Page 81 of Guarding Truth
“Rough Rider. What’s your twenty?”
Silence.
She waited, hoping the other woman didn’t respond and bust her.
But a crackle zipped through the air. “In a truck, loading dock thirty-two. Hurry. We have to get out of here.”
Thank you, God.
She bolted for that location, praying that the police had already confiscated the radios and had heard the same message she’d just received. Juliette needed to get there before Theo’s partner did, because she’d probably heard Juliette’s bad impersonation.
The slots were numbered, and she’d passed twenty-five before she’d ducked down this aisle. She raced down the center pathway.
Thirty. Thirty-one. She spotted loading bay thirty-two and hid next to a stack of furniture boxes to scope out the situation. She didn’t see any movement.
A voice from behind made Juliette’s heart stop. “Don’t move.” A woman stepped out of the shadows, but Juliette didn’t need to see her to know exactly who the voice belonged to. If only she had put the pieces together sooner.
Because another person close to Caleb had betrayed him.
* * *
SATURDAY, 3:41 A.M.
Caleb prayed that Juliette, Noelle, and Ivy were rescued.

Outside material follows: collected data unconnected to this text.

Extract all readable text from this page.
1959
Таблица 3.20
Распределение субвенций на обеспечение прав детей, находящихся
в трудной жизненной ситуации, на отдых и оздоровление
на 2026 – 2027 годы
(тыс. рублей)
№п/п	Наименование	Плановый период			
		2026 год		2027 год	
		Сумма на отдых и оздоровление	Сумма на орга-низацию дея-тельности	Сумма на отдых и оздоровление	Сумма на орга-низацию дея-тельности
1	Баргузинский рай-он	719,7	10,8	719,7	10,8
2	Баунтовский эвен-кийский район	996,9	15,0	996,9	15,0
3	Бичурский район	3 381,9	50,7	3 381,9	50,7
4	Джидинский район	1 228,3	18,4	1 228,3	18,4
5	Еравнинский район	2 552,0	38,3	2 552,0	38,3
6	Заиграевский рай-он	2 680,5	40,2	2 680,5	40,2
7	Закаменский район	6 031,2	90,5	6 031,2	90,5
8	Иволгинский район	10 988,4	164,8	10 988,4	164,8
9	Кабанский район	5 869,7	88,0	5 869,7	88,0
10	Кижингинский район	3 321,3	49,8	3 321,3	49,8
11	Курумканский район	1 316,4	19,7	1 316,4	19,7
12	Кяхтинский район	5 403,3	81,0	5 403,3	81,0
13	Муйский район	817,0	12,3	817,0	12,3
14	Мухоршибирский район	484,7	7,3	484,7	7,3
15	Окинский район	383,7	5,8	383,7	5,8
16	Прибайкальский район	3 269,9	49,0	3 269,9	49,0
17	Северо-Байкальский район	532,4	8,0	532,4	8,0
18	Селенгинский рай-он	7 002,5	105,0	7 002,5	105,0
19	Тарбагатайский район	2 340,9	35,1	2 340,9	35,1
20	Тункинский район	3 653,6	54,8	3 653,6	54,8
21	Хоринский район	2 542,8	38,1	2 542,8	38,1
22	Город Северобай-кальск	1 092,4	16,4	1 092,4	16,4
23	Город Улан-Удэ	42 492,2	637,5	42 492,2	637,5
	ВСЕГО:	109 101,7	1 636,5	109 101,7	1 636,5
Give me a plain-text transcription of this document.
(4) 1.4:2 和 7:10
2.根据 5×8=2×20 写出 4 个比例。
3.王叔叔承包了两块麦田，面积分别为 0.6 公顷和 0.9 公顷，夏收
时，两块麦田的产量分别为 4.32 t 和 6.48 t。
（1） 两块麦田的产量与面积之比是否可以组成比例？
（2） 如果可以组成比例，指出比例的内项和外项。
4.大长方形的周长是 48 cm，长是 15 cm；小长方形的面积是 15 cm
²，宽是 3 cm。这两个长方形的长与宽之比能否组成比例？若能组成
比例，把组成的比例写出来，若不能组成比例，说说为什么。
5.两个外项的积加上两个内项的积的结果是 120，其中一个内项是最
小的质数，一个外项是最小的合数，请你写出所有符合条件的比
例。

Theo had dragged Caleb through the warehouse to the loading bays. He shoved Caleb up against the wall of the eighteen-wheeler truck bed, where Caleb lost his balance and slid to the ground. It didn’t help that his hands were zip-tied behind his back. Hiding in the shadows of the empty truck bed, Theo paced. Without his hands, Caleb stood no chance of overpowering this maniac.
He didn’t try to get up. Maybe he could kick Theo’s legs out from under him if the man got close enough.
“Where is she?” Theo muttered. “We’ve got to get out of here.” The guy was losing it. He’d always respected the man’s work, but now his heart broke for Theo’s family. His son was barely two.
A scuffle sounded from outside the truck bed. A figure appeared in the door opening. Caleb’s heart skipped a beat.
Juliette.
Did this mean they’d escaped?
Juliette stood in the opening, not moving. “Ivy is safe. But we’ve got company.”
Another figure emerged from the shadows. A woman.
Was that?—
No.
Before him, with a gun trained on Juliette, stood Abby Prewett. The woman Caleb had trusted to watch Ivy after school.
The woman he’d lived next door to for the past several years, who had been like a grandmother to Ivy, was a part of Rushmore. The neighborhood busybody was working with the bad guys?
All he could say was “Why?”
Abby shrugged. “You know my husband died a slow, painful death. If First United Bank had lent us the money, he could have gotten an experimental treatment that might have saved his life. But my John wasn’t given a chance. They just revoked our line of credit. I want them to pay. Rushmore gives back what the bank stole.”
No wonder the hacker group knew so much about Ivy’s abilities. Abby had spent countless hours with his niece. Another family ruined by vengeance.
Caleb had a knack for reading people, but how had he gone so wrong with Abby? “I can’t believe you used me like that.”
Abby looked contrite, but Caleb didn’t buy it for a second. “I lucked out. You moved in next to me, remember? Once I figured out who you were and what Ivy could do, I joined forces with the other members of Rushmore and formed the perfect plan. Well, until you and the blonde bodyguard ruined it.”